The iconic Vespa that supported the supple fundaments of Audrey Hepburn and Gregory Peck as they scootered their way through the Eternal City in the 1953 classic film Roman Holiday is currently for sale at the online auction site Catawiki. As if co-starring with two of the all-time greatest movie stars in one of the all-time greatest movies weren’t enough, this particular Vespa is also the oldest in the world. With a chassis number of 1003, the Vespa 98cc Serie 0 Numero 3 was the third Vespa ever made. Numbers one and two are long lost, leaving number three with the title of the oldest Vespa.
Piaggio began in the late 19th century as a manufacturer of railroad cars. Towards the end of World War I, the company switched its focus to aeronautics but continued to manufacture a wide array of vehicles and parts suitable for civilian and military use. When its main factory was destroyed by Allied bombs in 1940, Piaggio’s production was severely curtailed. After the war, Enrico Piaggio, son of company founder Rinaldo, wanted to produce a low-cost, easy to drive vehicle that could be a reliable mode of transportation for the population of a country whose economy and infrastructure were in ruins.
He asked Corradino D’Ascanio, an aeronautical engineer who had worked for Piaggio building airplanes during the war, to scare up a design for a small motorcycle that had none of complications and bulk of its big brothers, making it suitable for wide popular use. Corradino threw out all previous designs and in a matter of days created an entirely new one. His innovations included a gear shift on the handlebars to make driving easier, tires that could be replaced by anyone without need of a mechanic, a body design that protected riders from mud, dust, water and assorted street debris, an enclosed engine that saved street clothes from the scourge of grease stains, and a driving position that allowed riders to be comfortably seated even for long journeys.

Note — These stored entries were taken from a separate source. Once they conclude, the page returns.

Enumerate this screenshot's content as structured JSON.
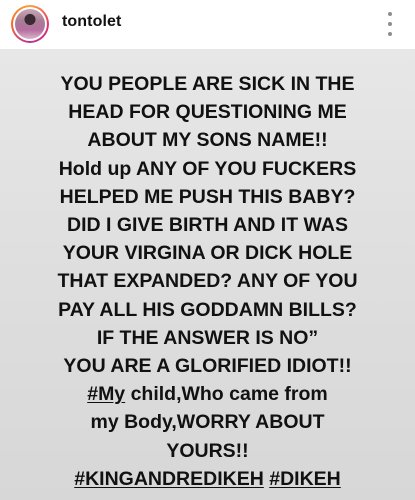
{
  "header": {
    "username": "tontolet",
    "avatar_icon": "profile-avatar",
    "more_icon": "more-options-vertical-icon"
  },
  "post": {
    "background_color": "#e2e2e2",
    "text_color": "#111111",
    "lines": [
      "YOU PEOPLE ARE SICK IN THE",
      "HEAD FOR QUESTIONING ME",
      "ABOUT MY SONS NAME!!",
      "Hold up ANY OF YOU FUCKERS",
      "HELPED ME PUSH THIS BABY?",
      "DID I GIVE BIRTH AND IT WAS",
      "YOUR VIRGINA OR DICK HOLE",
      "THAT EXPANDED? ANY OF YOU",
      "PAY ALL HIS GODDAMN BILLS?",
      "IF THE ANSWER IS NO”",
      "YOU ARE A GLORIFIED IDIOT!!"
    ],
    "line12": {
      "hashtag": "#My",
      "rest": " child,Who came from"
    },
    "line13": "my Body,WORRY ABOUT",
    "line14": "YOURS!!",
    "line15": {
      "hashtag1": "#KINGANDREDIKEH",
      "space": " ",
      "hashtag2": "#DIKEH"
    }
  }
}
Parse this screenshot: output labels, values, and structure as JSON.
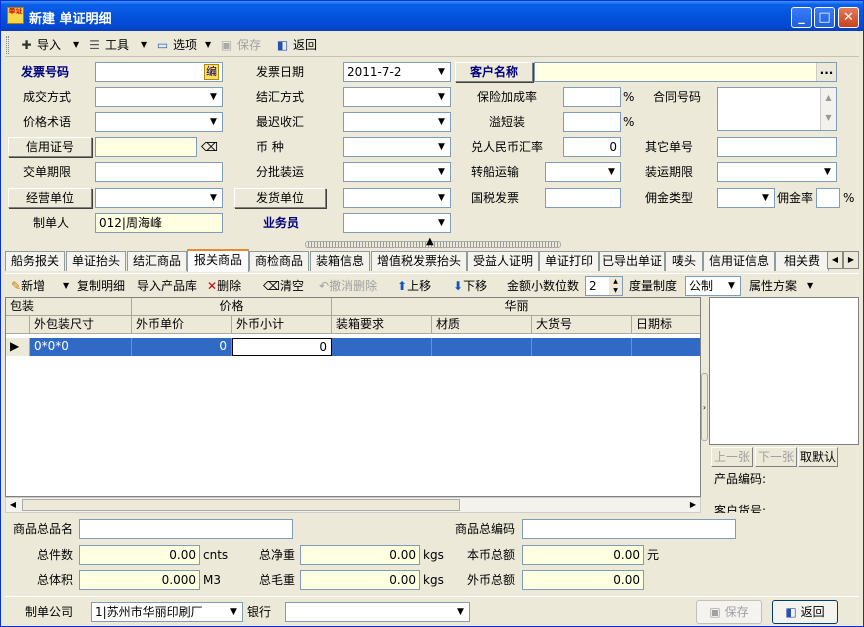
{
  "window": {
    "title": "新建  单证明细",
    "app_icon_text": "单证"
  },
  "toolbar": {
    "import": "导入",
    "tools": "工具",
    "options": "选项",
    "save": "保存",
    "back": "返回"
  },
  "form": {
    "invoice_no": {
      "label": "发票号码",
      "badge": "编",
      "value": ""
    },
    "invoice_date": {
      "label": "发票日期",
      "value": "2011-7-2"
    },
    "customer_name": {
      "label": "客户名称",
      "value": "",
      "ellipsis": "..."
    },
    "deal_method": {
      "label": "成交方式",
      "value": ""
    },
    "settle_method": {
      "label": "结汇方式",
      "value": ""
    },
    "insurance_rate": {
      "label": "保险加成率",
      "value": "",
      "unit": "%"
    },
    "contract_no": {
      "label": "合同号码",
      "value": ""
    },
    "price_term": {
      "label": "价格术语",
      "value": ""
    },
    "latest_settle": {
      "label": "最迟收汇",
      "value": ""
    },
    "overshort": {
      "label": "溢短装",
      "value": "",
      "unit": "%"
    },
    "lc_no": {
      "label": "信用证号",
      "value": ""
    },
    "currency": {
      "label": "币     种",
      "value": ""
    },
    "rmb_rate": {
      "label": "兑人民币汇率",
      "value": "0"
    },
    "other_no": {
      "label": "其它单号",
      "value": ""
    },
    "delivery_term": {
      "label": "交单期限",
      "value": ""
    },
    "partial_ship": {
      "label": "分批装运",
      "value": ""
    },
    "transship": {
      "label": "转船运输",
      "value": ""
    },
    "ship_term": {
      "label": "装运期限",
      "value": ""
    },
    "operator_unit": {
      "label": "经营单位",
      "value": ""
    },
    "shipper_unit": {
      "label": "发货单位",
      "value": ""
    },
    "tax_invoice": {
      "label": "国税发票",
      "value": ""
    },
    "commission_type": {
      "label": "佣金类型",
      "value": ""
    },
    "commission_rate": {
      "label": "佣金率",
      "value": "",
      "unit": "%"
    },
    "maker": {
      "label": "制单人",
      "value": "012|周海峰"
    },
    "salesman": {
      "label": "业务员",
      "value": ""
    }
  },
  "tabs": [
    {
      "label": "船务报关"
    },
    {
      "label": "单证抬头"
    },
    {
      "label": "结汇商品"
    },
    {
      "label": "报关商品",
      "active": true
    },
    {
      "label": "商检商品"
    },
    {
      "label": "装箱信息"
    },
    {
      "label": "增值税发票抬头"
    },
    {
      "label": "受益人证明"
    },
    {
      "label": "单证打印"
    },
    {
      "label": "已导出单证"
    },
    {
      "label": "唛头"
    },
    {
      "label": "信用证信息"
    },
    {
      "label": "相关费"
    }
  ],
  "subtoolbar": {
    "add": "新增",
    "copy": "复制明细",
    "import_lib": "导入产品库",
    "delete": "删除",
    "clear": "清空",
    "undo_delete": "撤消删除",
    "up": "上移",
    "down": "下移",
    "decimals_label": "金额小数位数",
    "decimals_value": "2",
    "measure_label": "度量制度",
    "measure_value": "公制",
    "attr_scheme": "属性方案"
  },
  "grid": {
    "group_headers": [
      "包装",
      "价格",
      "华丽"
    ],
    "columns": [
      "外包装尺寸",
      "外币单价",
      "外币小计",
      "装箱要求",
      "材质",
      "大货号",
      "日期标"
    ],
    "rows": [
      {
        "size": "0*0*0",
        "unit_price": "0",
        "subtotal": "0",
        "packing": "",
        "material": "",
        "bulk_no": "",
        "date_mark": ""
      }
    ]
  },
  "right_panel": {
    "prev": "上一张",
    "next": "下一张",
    "default": "取默认",
    "product_code_label": "产品编码:",
    "customer_code_label": "客户货号:"
  },
  "summary": {
    "product_name": {
      "label": "商品总品名",
      "value": ""
    },
    "product_code": {
      "label": "商品总编码",
      "value": ""
    },
    "total_pieces": {
      "label": "总件数",
      "value": "0.00",
      "unit": "cnts"
    },
    "net_weight": {
      "label": "总净重",
      "value": "0.00",
      "unit": "kgs"
    },
    "local_total": {
      "label": "本币总额",
      "value": "0.00",
      "unit": "元"
    },
    "volume": {
      "label": "总体积",
      "value": "0.000",
      "unit": "M3"
    },
    "gross_weight": {
      "label": "总毛重",
      "value": "0.00",
      "unit": "kgs"
    },
    "foreign_total": {
      "label": "外币总额",
      "value": "0.00"
    }
  },
  "footer": {
    "company_label": "制单公司",
    "company_value": "1|苏州市华丽印刷厂",
    "bank_label": "银行",
    "bank_value": "",
    "save": "保存",
    "back": "返回"
  },
  "colors": {
    "title_bar": "#0453dc",
    "selection": "#316ac5",
    "field_highlight": "#ffffe1",
    "label_blue": "#000080"
  }
}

When presented with the prototype in April of 1946, Enrico Piaggio exclaimed delightedly, “It looks like a wasp!” And that’s how the Vespa got its name. In the first decade of manufacture, the Vespa went from a production of 2,000 of the first V98cc models to one million in 1956. In 1965, 3.5 million Vespas were sold, one for every 52 Italians. Today it remains one of the great successes in motor vehicle history, and the original Vespa is an icon of Italian design. There’s a 1955 model in the Museum of Modern Art in New York City. The indelible images of Audrey Hepburn and Gregory Peck zooming through Rome on that Numero 3 certainly played a large part in making the Vespa a worldwide icon.
The Serie 0 were prototypes, a sort of run-through of different options, not production units, which is why they are also known as the “pre-series.” Only 60 of the series were manufactured. Every part of the Serie 0 Vespas was individually made specifically for one bike. You can see the chassis number 1003 stamped not just on the frame, but on the fenders, muffler, kickstand and many other parts. This vehicle was lovingly handcrafted piece by piece. It’s also tough as nails. The paint is gone, but 71 years after it was made, Number 3 is still in working condition.
As is the case with some cars, Vespa scooters have become increasingly valuable over time.
“Thanks to a huge fan base, old Vespa scooters tend to keep their monetary value,” said [Vespa expert Davide] Marelli.
“A Vespa scooter from the 1970s, for example, can be worth five times as much as its original retail price. The older the Vespa, the more valuable it is,” he said.
For many years it has belonged to a private collector who has a prestigious, very select group of 60 rare and important Vespas. The presale estimate is 250,000-300,000 euros ($268,150-$348,600). Bidding is already up to $195,748 and there are still 36 hours to go before the sale closes. A small price to pay for the chance to own a piece of history and to touch butts with Audrey Hepburn and Gregory Peck via the Transitive Postulate.